Thanks! Typically you train it with your custom problem. So the embeddings will be specific to your use-case. For example if you want to classify molecules, then the loss of this classification problem is used to optimize the layer. The labels are then the classes. It is however also possible to train universal embeddings. This can be done by using a distance metric such as cosine distance. The idea is that similar inputs should lead to similar embeddings and the labels would then be the distance between graphs. With both options the weights in the attention layer can be optimized. It is also possible to train GNNs in an unsupervised fashion, there exist different approaches in the literature. Hope this answers the question :)
@@DeepFindr Thanks! Sorry, my question might be confusing. For the node classification task, if we use the distance metrics between nodes as labels to train the weights of attention layer, then I think the attention layer that computes attention coefficient is not needed. Because we can get the importance by computing the distance metrics. I wonder how we can train weights of the shared attentional mechanism. Thanks again!
Yes, you are right. The attention mechanism using the dot product will also lead to similar embeddings for nodes that share the same neighborhood. However the difference is that the attention mechanism is local - it only calculates the attention coefficient for the neighboring nodes. Using the distance as targets can however be applied to all nodes in the input graph. But I agree, the various GNN layers might be differently useful depending on the application.
Very helpful video! Thank you for your great work! Two questions, 1. Could you please explain the Laplacian Matrix in GCN, the GNN explained in this video is spatial-based, and I hope I can get a better understanding of those spectral-based ones. 2. How to draw those beautiful pictures? Could you share the source files? Thanks again!

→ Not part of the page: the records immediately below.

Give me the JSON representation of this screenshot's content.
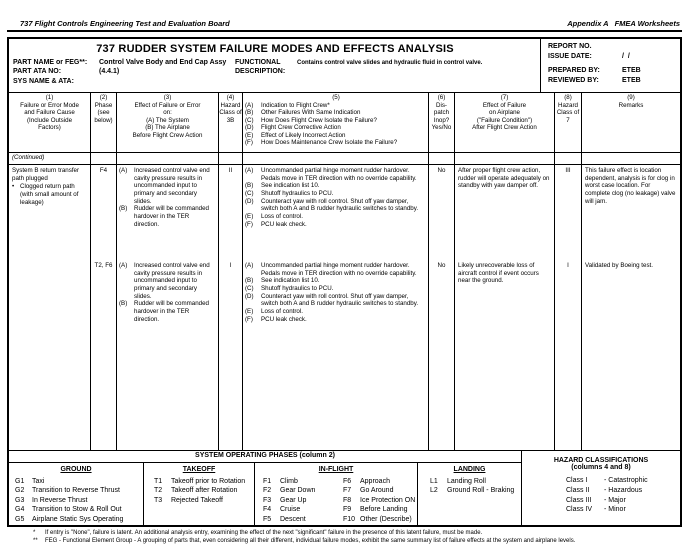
{
  "page_header": {
    "left": "737 Flight Controls Engineering Test and Evaluation Board",
    "right": "Appendix A   FMEA Worksheets"
  },
  "title_block": {
    "title": "737 RUDDER SYSTEM FAILURE MODES AND EFFECTS ANALYSIS",
    "part_name_label": "PART NAME or FEG**:",
    "part_name_value": "Control Valve Body and End Cap Assy",
    "part_ata_label": "PART ATA NO:",
    "part_ata_value": "(4.4.1)",
    "sys_name_label": "SYS NAME & ATA:",
    "functional_label": "FUNCTIONAL\nDESCRIPTION:",
    "functional_value": "Contains control valve slides and hydraulic fluid in control valve.",
    "report": {
      "report_no_label": "REPORT NO.",
      "issue_date_label": "ISSUE DATE:",
      "issue_date_value": "/  /",
      "prepared_by_label": "PREPARED BY:",
      "prepared_by_value": "ETEB",
      "reviewed_by_label": "REVIEWED BY:",
      "reviewed_by_value": "ETEB"
    }
  },
  "table_header": {
    "col1": {
      "num": "(1)",
      "text": "Failure or Error Mode\nand Failure Cause\n(Include Outside\nFactors)"
    },
    "col2": {
      "num": "(2)",
      "text": "Phase\n(see\nbelow)"
    },
    "col3": {
      "num": "(3)",
      "text": "Effect of Failure or Error\non:\n(A)  The System\n(B)  The Airplane\nBefore Flight Crew Action"
    },
    "col4": {
      "num": "(4)",
      "text": "Hazard\nClass of\n3B"
    },
    "col5": {
      "num": "(5)",
      "items": [
        {
          "t": "(A)",
          "x": "Indication to Flight Crew*"
        },
        {
          "t": "(B)",
          "x": "Other Failures With Same Indication"
        },
        {
          "t": "(C)",
          "x": "How Does Flight Crew Isolate the Failure?"
        },
        {
          "t": "(D)",
          "x": "Flight Crew Corrective Action"
        },
        {
          "t": "(E)",
          "x": "Effect of Likely Incorrect Action"
        },
        {
          "t": "(F)",
          "x": "How Does Maintenance Crew Isolate the Failure?"
        }
      ]
    },
    "col6": {
      "num": "(6)",
      "text": "Dis-\npatch\nInop?\nYes/No"
    },
    "col7": {
      "num": "(7)",
      "text": "Effect of Failure\non Airplane\n(\"Failure Condition\")\nAfter Flight Crew Action"
    },
    "col8": {
      "num": "(8)",
      "text": "Hazard\nClass of\n7"
    },
    "col9": {
      "num": "(9)",
      "text": "Remarks"
    }
  },
  "body": {
    "continued_label": "(Continued)",
    "failure_mode": "System B return transfer path plugged",
    "failure_cause_bullet": "•",
    "failure_cause": "Clogged return path (with small amount of leakage)",
    "entries": [
      {
        "phase": "F4",
        "effects": [
          {
            "t": "(A)",
            "x": "Increased control valve end cavity pressure results in uncommanded input to primary and secondary slides."
          },
          {
            "t": "(B)",
            "x": "Rudder will be commanded hardover in the TER direction."
          }
        ],
        "hazard_3b": "II",
        "indications": [
          {
            "t": "(A)",
            "x": "Uncommanded partial hinge moment rudder hardover. Pedals move in TER direction with no override capability."
          },
          {
            "t": "(B)",
            "x": "See indication list 10."
          },
          {
            "t": "(C)",
            "x": "Shutoff hydraulics to PCU."
          },
          {
            "t": "(D)",
            "x": "Counteract yaw with roll control.  Shut off yaw damper, switch both A and B rudder hydraulic switches to standby."
          },
          {
            "t": "(E)",
            "x": "Loss of control."
          },
          {
            "t": "(F)",
            "x": "PCU leak check."
          }
        ],
        "dispatch": "No",
        "effect_after": "After proper flight crew action, rudder will operate adequately on standby with yaw damper off.",
        "hazard_7": "III",
        "remarks": "This failure effect is location dependent, analysis is for clog in worst case location. For complete clog (no leakage) valve will jam."
      },
      {
        "phase": "T2, F6",
        "effects": [
          {
            "t": "(A)",
            "x": "Increased control valve end cavity pressure results in uncommanded input to primary and secondary slides."
          },
          {
            "t": "(B)",
            "x": "Rudder will be commanded hardover in the TER direction."
          }
        ],
        "hazard_3b": "I",
        "indications": [
          {
            "t": "(A)",
            "x": "Uncommanded partial hinge moment rudder hardover. Pedals move in TER direction with no override capability."
          },
          {
            "t": "(B)",
            "x": "See indication list 10."
          },
          {
            "t": "(C)",
            "x": "Shutoff hydraulics to PCU."
          },
          {
            "t": "(D)",
            "x": "Counteract yaw with roll control.  Shut off yaw damper, switch both A and B rudder hydraulic switches to standby."
          },
          {
            "t": "(E)",
            "x": "Loss of control."
          },
          {
            "t": "(F)",
            "x": "PCU leak check."
          }
        ],
        "dispatch": "No",
        "effect_after": "Likely unrecoverable loss of aircraft control if event occurs near the ground.",
        "hazard_7": "I",
        "remarks": "Validated by Boeing test."
      }
    ]
  },
  "phases_legend": {
    "title": "SYSTEM OPERATING PHASES (column 2)",
    "ground": {
      "title": "GROUND",
      "items": [
        {
          "t": "G1",
          "x": "Taxi"
        },
        {
          "t": "G2",
          "x": "Transition to Reverse Thrust"
        },
        {
          "t": "G3",
          "x": "In Reverse Thrust"
        },
        {
          "t": "G4",
          "x": "Transition to Stow & Roll Out"
        },
        {
          "t": "G5",
          "x": "Airplane Static Sys Operating"
        }
      ]
    },
    "takeoff": {
      "title": "TAKEOFF",
      "items": [
        {
          "t": "T1",
          "x": "Takeoff prior to Rotation"
        },
        {
          "t": "T2",
          "x": "Takeoff after Rotation"
        },
        {
          "t": "T3",
          "x": "Rejected Takeoff"
        }
      ]
    },
    "inflight": {
      "title": "IN-FLIGHT",
      "items_left": [
        {
          "t": "F1",
          "x": "Climb"
        },
        {
          "t": "F2",
          "x": "Gear Down"
        },
        {
          "t": "F3",
          "x": "Gear Up"
        },
        {
          "t": "F4",
          "x": "Cruise"
        },
        {
          "t": "F5",
          "x": "Descent"
        }
      ],
      "items_right": [
        {
          "t": "F6",
          "x": "Approach"
        },
        {
          "t": "F7",
          "x": "Go Around"
        },
        {
          "t": "F8",
          "x": "Ice Protection ON"
        },
        {
          "t": "F9",
          "x": "Before Landing"
        },
        {
          "t": "F10",
          "x": "Other (Describe)"
        }
      ]
    },
    "landing": {
      "title": "LANDING",
      "items": [
        {
          "t": "L1",
          "x": "Landing Roll"
        },
        {
          "t": "L2",
          "x": "Ground Roll - Braking"
        }
      ]
    }
  },
  "hazard_legend": {
    "title": "HAZARD CLASSIFICATIONS",
    "subtitle": "(columns 4 and 8)",
    "items": [
      {
        "t": "Class I",
        "x": "-  Catastrophic"
      },
      {
        "t": "Class II",
        "x": "-  Hazardous"
      },
      {
        "t": "Class III",
        "x": "-  Major"
      },
      {
        "t": "Class IV",
        "x": "-  Minor"
      }
    ]
  },
  "footnotes": [
    {
      "t": "*",
      "x": "If entry is \"None\", failure is latent.  An additional analysis entry, examining the effect of the next \"significant\" failure in the presence of this latent failure, must be made."
    },
    {
      "t": "**",
      "x": "FEG - Functional Element Group - A grouping of parts that, even considering all their different, individual failure modes, exhibit the same summary list of failure effects at the system and airplane levels."
    }
  ]
}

Hi! The Laplacian is simply the degree matrix of a graph subtracted by the adjacency matrix. Is there anything in particular you are interested in? :) My presentations are typically a mix of PowerPoint and active presenter, so I can send you the slides. For that please send an email to deepfindr@gmail.com :)
why would the attention adjacency matrix be symmetrical? If the weight vector is learnable, then it does matter which order the two input vectors are concatenated. It doesn't seem like there would be any reason to enforce symmetry.

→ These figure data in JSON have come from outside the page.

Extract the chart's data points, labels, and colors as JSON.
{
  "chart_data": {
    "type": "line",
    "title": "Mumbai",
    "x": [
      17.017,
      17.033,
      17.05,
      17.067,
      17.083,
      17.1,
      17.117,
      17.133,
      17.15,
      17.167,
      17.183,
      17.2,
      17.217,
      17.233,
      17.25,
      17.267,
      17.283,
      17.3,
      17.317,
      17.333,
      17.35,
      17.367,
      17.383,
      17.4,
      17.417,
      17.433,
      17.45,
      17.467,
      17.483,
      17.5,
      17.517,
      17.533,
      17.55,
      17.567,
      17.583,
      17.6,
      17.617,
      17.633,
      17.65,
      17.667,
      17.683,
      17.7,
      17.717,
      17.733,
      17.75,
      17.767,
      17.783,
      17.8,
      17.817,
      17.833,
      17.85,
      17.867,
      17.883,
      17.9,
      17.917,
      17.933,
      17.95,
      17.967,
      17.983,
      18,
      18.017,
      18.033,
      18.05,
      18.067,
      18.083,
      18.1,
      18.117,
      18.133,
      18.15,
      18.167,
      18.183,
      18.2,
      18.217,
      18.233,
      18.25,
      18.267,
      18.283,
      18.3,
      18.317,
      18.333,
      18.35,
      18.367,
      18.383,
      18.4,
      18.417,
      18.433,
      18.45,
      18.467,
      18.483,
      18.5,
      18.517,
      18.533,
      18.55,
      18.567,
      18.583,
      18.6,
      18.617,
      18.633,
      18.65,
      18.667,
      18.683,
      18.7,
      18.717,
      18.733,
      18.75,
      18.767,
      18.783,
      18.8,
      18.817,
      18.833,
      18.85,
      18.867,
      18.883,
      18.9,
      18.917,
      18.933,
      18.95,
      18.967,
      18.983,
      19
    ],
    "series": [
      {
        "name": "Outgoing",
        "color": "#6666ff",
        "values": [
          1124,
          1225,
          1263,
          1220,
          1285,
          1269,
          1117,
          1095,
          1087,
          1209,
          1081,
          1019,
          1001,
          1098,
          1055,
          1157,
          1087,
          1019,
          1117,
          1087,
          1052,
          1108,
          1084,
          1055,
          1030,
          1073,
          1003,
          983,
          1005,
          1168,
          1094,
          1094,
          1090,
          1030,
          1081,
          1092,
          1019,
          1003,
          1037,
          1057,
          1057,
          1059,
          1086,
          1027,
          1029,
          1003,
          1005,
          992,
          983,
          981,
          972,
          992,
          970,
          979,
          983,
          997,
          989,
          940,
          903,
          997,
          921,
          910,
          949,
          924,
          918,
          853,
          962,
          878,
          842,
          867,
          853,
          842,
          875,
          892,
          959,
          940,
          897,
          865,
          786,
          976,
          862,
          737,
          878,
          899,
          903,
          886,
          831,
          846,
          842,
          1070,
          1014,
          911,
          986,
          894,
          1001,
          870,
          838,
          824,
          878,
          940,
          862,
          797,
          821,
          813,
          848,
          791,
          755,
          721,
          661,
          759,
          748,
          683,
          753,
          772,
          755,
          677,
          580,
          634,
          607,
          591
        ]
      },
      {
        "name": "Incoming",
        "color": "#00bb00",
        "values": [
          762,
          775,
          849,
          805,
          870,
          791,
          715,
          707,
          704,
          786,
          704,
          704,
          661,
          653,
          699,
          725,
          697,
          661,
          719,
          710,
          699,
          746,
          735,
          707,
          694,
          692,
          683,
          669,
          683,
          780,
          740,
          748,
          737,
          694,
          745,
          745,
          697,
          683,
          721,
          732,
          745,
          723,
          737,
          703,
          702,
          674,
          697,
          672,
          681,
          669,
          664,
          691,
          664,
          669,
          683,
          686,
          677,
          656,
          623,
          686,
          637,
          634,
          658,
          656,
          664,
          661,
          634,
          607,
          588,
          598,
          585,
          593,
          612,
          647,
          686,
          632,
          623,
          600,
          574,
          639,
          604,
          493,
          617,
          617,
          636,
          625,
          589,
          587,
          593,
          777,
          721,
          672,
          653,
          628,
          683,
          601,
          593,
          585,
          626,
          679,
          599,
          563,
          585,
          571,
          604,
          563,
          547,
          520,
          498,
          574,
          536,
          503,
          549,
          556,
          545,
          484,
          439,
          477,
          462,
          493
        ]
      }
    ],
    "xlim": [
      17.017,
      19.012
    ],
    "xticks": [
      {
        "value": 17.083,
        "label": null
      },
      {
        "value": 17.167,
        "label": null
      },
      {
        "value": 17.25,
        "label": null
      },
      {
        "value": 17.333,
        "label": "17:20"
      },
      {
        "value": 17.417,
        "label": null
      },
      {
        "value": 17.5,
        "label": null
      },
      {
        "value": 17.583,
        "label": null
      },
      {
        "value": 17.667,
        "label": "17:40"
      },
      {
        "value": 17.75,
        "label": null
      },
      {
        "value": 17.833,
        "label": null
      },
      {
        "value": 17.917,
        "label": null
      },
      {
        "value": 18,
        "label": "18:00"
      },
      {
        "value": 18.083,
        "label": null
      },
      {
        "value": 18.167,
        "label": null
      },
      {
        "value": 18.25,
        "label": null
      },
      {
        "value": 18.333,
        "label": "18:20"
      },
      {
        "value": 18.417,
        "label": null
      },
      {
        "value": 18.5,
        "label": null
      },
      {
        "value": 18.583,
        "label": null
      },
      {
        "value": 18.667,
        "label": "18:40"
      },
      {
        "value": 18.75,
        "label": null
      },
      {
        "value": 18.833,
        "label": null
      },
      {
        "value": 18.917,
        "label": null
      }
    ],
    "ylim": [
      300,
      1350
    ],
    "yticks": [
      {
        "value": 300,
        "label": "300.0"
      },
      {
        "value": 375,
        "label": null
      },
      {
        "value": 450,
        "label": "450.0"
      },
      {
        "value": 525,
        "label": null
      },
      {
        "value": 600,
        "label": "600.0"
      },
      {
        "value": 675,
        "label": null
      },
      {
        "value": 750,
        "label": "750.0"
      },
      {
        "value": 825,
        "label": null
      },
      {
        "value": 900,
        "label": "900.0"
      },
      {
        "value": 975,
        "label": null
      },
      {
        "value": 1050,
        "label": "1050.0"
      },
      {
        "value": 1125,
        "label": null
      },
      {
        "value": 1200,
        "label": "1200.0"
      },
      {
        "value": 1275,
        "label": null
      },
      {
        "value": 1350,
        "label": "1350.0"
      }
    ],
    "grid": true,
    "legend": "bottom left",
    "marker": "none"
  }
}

I am following your playlist on GNN and this is the best content I get as of now. I have a CSV file and want to apply GNN on it but I don't understand how to find the edge features from the CSV file
This simply comes from dense (fully connected layers). There are lots of resources, for example here: analyticsindiamag.com/a-complete-understanding-of-dense-layers-in-neural-networks/#:~:text=The%20dense%20layer's%20neuron%20in,vector%20of%20the%20dense%20layer.
hi.. Your explanations are really nice and easy to understand and seem rooted in fundamentals. Thank you for that. I am new to reading research papers, and i find it difficult to understand them sometimes and end up wasting a lot of time on not-so-important things. But this is what I think my problem is, but it can be something else too...idk... like sometimes i don't have the pre req or have gap in my knowledge... Could you please make a video about it or help in the comments, or recommend some other resource to get better at reading papers and understanding from the bottom up? thank you very much 🙏🙏
Hi hope you're doing well Is there any graph neural network architecture that receives multivariate dataset instead of graph-structured data as an input? I'll be very thankful if you answer me i really nead it Thanks in advanced
Hi! As the name implies, graph neural networks expect graph structured input. Please see my latest videos on how to convert a dataset to a graph. It's not that difficult :)
Good video, but you should have mentioned how in NLP, a sequence of words is used to build a fully connected adjacency graph. This is why attention can can be used in graph data; because even in NLP, it's already ON graph data!